St. Petersburg, Russia – Riot police beat and detained dozens of anti-Kremlin demonstrators Sunday on a second day of protests that tested the opposition’s ability to challenge widely popular President Vladimir Putin.
As in Moscow a day earlier, a few thousand people turned out in St. Petersburg to criticize the government. Opposition leaders called that a heartening response in the face of the huge police forces massed against both rallies.
Putin’s foes said the harsh handling of demonstrators, who included many elderly people, would fuel a growing sense that the leader is strangling democracy ahead of parliamentary elections in December and a presidential vote next spring.
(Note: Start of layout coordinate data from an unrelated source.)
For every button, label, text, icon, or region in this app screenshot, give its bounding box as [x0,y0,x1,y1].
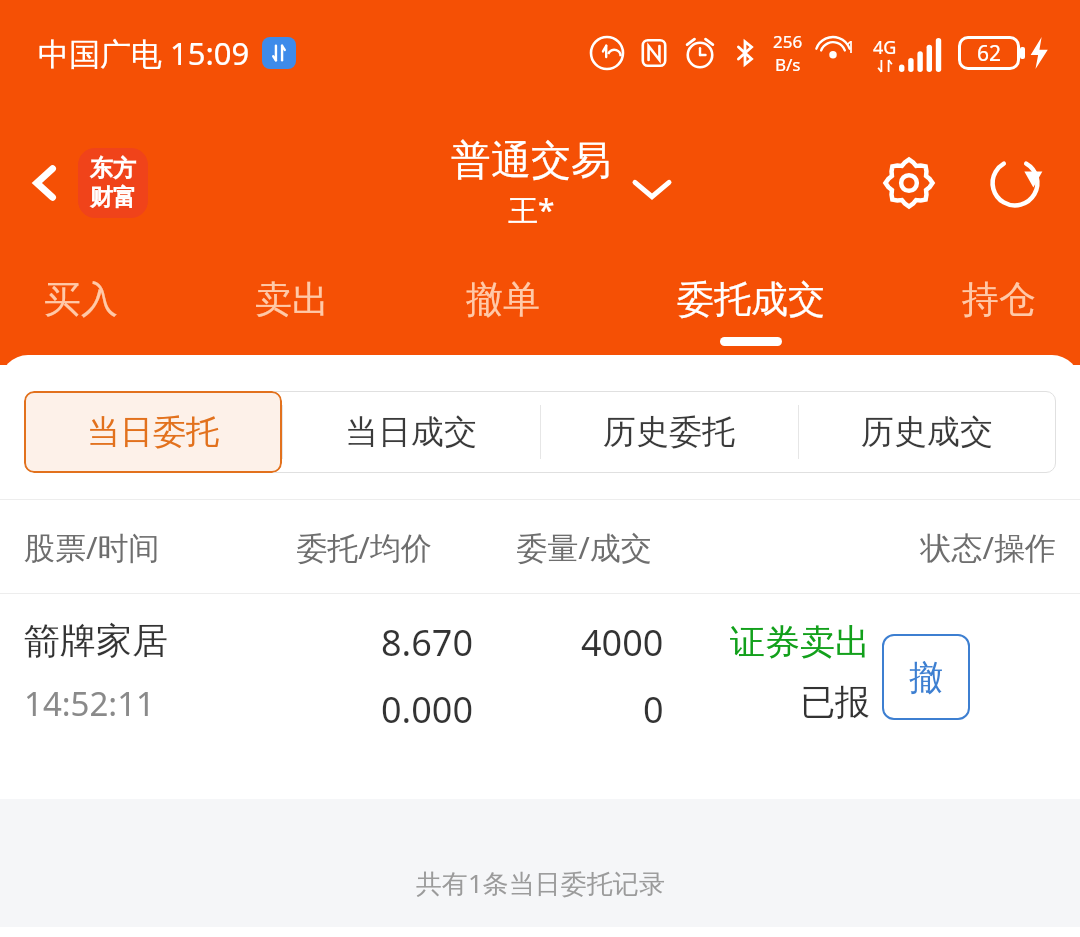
button[interactable]: 东方财富 [78,148,148,218]
staticText: 当日委托 [87,411,219,453]
staticText: 1 [846,36,856,58]
staticText: 撤单 [466,276,540,323]
staticText: 共有1条当日委托记录 [416,865,665,901]
button[interactable]: 当日成交 [282,391,540,473]
button[interactable]: 刷新 [976,144,1054,222]
staticText: 卖出 [255,276,329,323]
button[interactable]: 箭牌家居 [0,594,1080,799]
staticText: 箭牌家居 [24,618,168,663]
button[interactable]: 持仓 [958,260,1040,323]
staticText: 股票/时间 [24,526,249,568]
staticText: B/s [775,53,801,76]
button[interactable]: 撤 [882,634,970,720]
staticText: 0 [643,685,664,734]
button[interactable]: 当日委托 [24,391,282,473]
staticText: 8.670 [381,618,474,667]
staticText: 证券卖出 [730,620,870,664]
staticText: 财富 [90,183,136,212]
staticText: 历史委托 [603,411,735,453]
staticText: 普通交易 [451,135,611,185]
button[interactable]: 撤单 [462,260,544,323]
button[interactable]: 买入 [40,260,122,323]
staticText: 4000 [581,618,664,667]
staticText: 状态/操作 [689,526,1056,568]
button[interactable]: 设置 [870,144,948,222]
staticText: 已报 [800,680,870,724]
staticText: 王* [508,189,555,230]
staticText: 委托/均价 [249,526,479,568]
button[interactable]: 卖出 [251,260,333,323]
button[interactable]: 历史委托 [540,391,798,473]
staticText: 0.000 [381,685,474,734]
staticText: 委托成交 [677,276,825,323]
staticText: 撤 [909,656,943,699]
button[interactable]: 普通交易 [451,135,669,230]
staticText: 256 [773,30,803,53]
button[interactable]: 委托成交 [673,260,829,346]
staticText: 历史成交 [861,411,993,453]
staticText: 14:52:11 [24,681,155,726]
staticText: 东方 [90,154,136,183]
staticText: 中国广电 15:09 [38,32,250,74]
staticText: 4G [873,35,897,60]
button[interactable]: 返回 [14,152,76,214]
staticText: 当日成交 [345,411,477,453]
staticText: 持仓 [962,276,1036,323]
staticText: 买入 [44,276,118,323]
staticText: 62 [977,39,1002,68]
staticText: 委量/成交 [479,526,689,568]
button[interactable]: 历史成交 [798,391,1056,473]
But the opposition is in severe straits. ap polls rate Putin as Russia’s most popular political figure by far, thanks to newfound political stability and rapid economic growth fueled by high world oil prices. That popularity has cowed mainstream politicians in parliament and allowed Putin to strengthen the Kremlin’s powers.
His government controls the main TV news, allowing his critics few appearances on the prime source of information in the country. The Rossiya channel showed only brief footage of the Moscow protest.
Opposition leaders said they were determined to push ahead.
Garry Kasparov, a former world chess champion who has become the most prominent figure in opposition factions, called it “truly amazing” that 2,000 protesters would turn out in Moscow to face 9,000 police and interior ministry troops.